The hospital was in the northern working-class district of Wedding, but there was nothing proletarian about the architecture. It had been built before the First World War, when Berlin’s
Jews had been prosperous and proud. There were seven elegant buildings set in a large garden. The different departments were linked by tunnels, so that patients and staff could move from one to
another without braving the weather.

It was a miracle there was still a Jewish hospital. Very few Jews were left in Berlin. They had been rounded up in their thousands and sent away in special trains. No one knew where they had
gone or what happened to them. There were incredible rumours about extermination camps.

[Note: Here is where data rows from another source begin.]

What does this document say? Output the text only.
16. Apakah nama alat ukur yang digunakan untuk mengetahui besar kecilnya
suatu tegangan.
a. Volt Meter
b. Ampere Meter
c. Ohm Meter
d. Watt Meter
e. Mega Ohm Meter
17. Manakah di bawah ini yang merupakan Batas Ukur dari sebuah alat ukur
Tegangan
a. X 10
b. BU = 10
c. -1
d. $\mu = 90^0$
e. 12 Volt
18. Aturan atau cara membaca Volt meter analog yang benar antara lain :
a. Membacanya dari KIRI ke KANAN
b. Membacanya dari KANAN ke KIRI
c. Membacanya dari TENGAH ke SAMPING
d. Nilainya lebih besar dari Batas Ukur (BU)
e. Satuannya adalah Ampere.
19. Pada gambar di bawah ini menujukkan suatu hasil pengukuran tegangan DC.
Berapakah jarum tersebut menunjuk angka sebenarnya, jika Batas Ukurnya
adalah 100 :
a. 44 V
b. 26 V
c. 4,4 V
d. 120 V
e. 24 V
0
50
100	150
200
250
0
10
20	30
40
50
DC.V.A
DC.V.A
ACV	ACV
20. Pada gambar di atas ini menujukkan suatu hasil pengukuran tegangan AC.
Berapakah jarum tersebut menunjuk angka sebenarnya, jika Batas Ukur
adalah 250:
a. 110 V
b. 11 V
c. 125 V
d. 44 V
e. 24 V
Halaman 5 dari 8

The few Jews still in Berlin could not be treated, if they were sick, by Aryan doctors and nurses. So, by the tangled logic of Nazi racism, the hospital was allowed to remain. It was mainly
staffed by Jews and other unfortunate people who did not count as properly Aryan: Slavs from Eastern Europe, people of mixed ancestry, and those married to Jews. But there were not enough nurses,
so Carla helped out.

The hospital was harassed constantly by the Gestapo, critically short of supplies, especially drugs, understaffed and almost completely without funds.

Carla was breaking the law as she took the temperature of an eleven-year-old boy whose foot had been crushed in an air raid. It was also a crime for her to smuggle medicines out of her everyday
hospital and bring them here. But she wanted to prove, if only to herself, that not everyone had given in to the Nazis.

As she finished her ward round she saw Werner outside the door, in his air force uniform.

For several days he and Carla had lived in fear, wondering whether anyone had survived the bombing of the school and lived to condemn Werner; but it was now clear they had all died, and no one
else knew of Macke’s suspicions. They had got away with it, again.

Werner had recovered quickly from his bullet wound.

And they were lovers. Werner had moved into the von Ulrichs’ large, half-empty house, and he slept with Carla every night. Their parents made no objection: everyone felt they could die any
day, and people should take what joy they could from a life of hardship and suffering.

But Werner looked more solemn than usual as he waved to Carla through the glass panel in the door to the ward. She beckoned him inside and kissed him. ‘I love you,’ she said. She
never tired of saying it.

He was always happy to say: ‘I love you, too.’

‘What are you doing here?’ she said. ‘Did you just want a kiss?’

‘I’ve got bad news. I’ve been posted to the Eastern Front.’

‘Oh, no!’ Tears came to her eyes.

‘It’s really a miracle I’ve avoided it this long. But General Dorn can’t keep me any longer. Half our army consists of old men and schoolboys, and I’m a fit
twenty-four-year-old officer.’

She whispered: ‘Please don’t die.’

‘I’ll do my best.’

Still whispering, she said: ‘But what will happen to the network? You know everything. Who else could run it?’

He looked at her without speaking.

She realized what was in his mind. ‘Oh, no – not me!’

‘You’re the best person. Frieda’s a follower, not a leader. You’ve shown the ability to recruit new people and motivate them. You’ve never been in trouble with the
police and you have no record of political activity. No one knows the role you played in opposing Aktion T4. As far as the authorities are concerned, you are a blameless nurse.’

‘But Werner, I’m scared!’

‘You don’t have to do it. But no one else can.’

Just then they heard a commotion.

The neighbouring ward was for mental patients, and it was not unusual to hear shouting and even screaming; but this seemed different. A cultured voice was raised in anger. Then they heard a
second voice, this one with a Berlin accent and the insistent, bullying tone that outsiders said was typical of Berliners.

Carla stepped into the corridor, and Werner followed.

Dr Rothmann, wearing a yellow star on his jacket, was arguing with a man in SS uniform. Behind them, the double doors to the psychiatric ward, normally locked, were wide open. The patients were
leaving. Two more policemen and a couple of nurses were herding a ragged line of men and women, most in pyjamas, some walking upright and apparently normal, others shambling and mumbling as they
followed one another down the staircase.